Conclusions Frontotemporolimbic areas were smaller in the patients with severe depression and were associated with duration of illness, but not with medication patterns, suggesting negative effects of long-lasting MDD on grey matter. In addition, GMV demonstrate an added value to clinical information of depressive patients in terms of predicting their long-term clinical outcome (E4). Right dorsal anterior cingulate gyrus seems to be closely related to treatment response (E2). Finally, neuropsychological performance of patients after DBS (E3) supported the cognitive safety of this new technique adding valuable information for its future implementation as a therapeutic alternative for TRD patients.

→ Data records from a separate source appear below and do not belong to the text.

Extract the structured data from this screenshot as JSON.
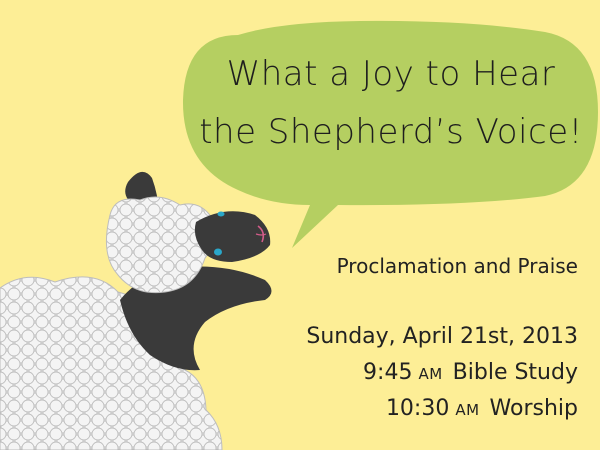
{
  "headline": {
    "line1": "What a Joy to Hear",
    "line2": "the Shepherd’s Voice!"
  },
  "subtitle": "Proclamation and Praise",
  "date": "Sunday, April 21st, 2013",
  "schedule": [
    {
      "time": "9:45",
      "period": "AM",
      "event": "Bible Study"
    },
    {
      "time": "10:30",
      "period": "AM",
      "event": "Worship"
    }
  ],
  "colors": {
    "background": "#fdee96",
    "bubble": "#b5cf61",
    "wool": "#e6e6e6",
    "sheep_face": "#3a3a3a",
    "eye": "#2aa7c9",
    "text": "#222222"
  },
  "icons": [
    "sheep-illustration",
    "speech-bubble"
  ]
}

Limitations A longitudinal study would be more appropriate to ascertain whether volume reductions in chronic patients are a result of enduring MDD effects or the cause of a more severe disorder. Regarding the follow-up study, differences in illness stage at baseline could lead to confusion. The results of second and third study should be interpreted with caution given the small sample size and the fact that some TRD patients received ECT before implantation. However, the results are promising as provide strong evidence of the pernicious effects that depression exert on brain, specially when treatment is unsuccessful. In addition, findings point to key brain areas as future biological markers to guide new treatments for major depression.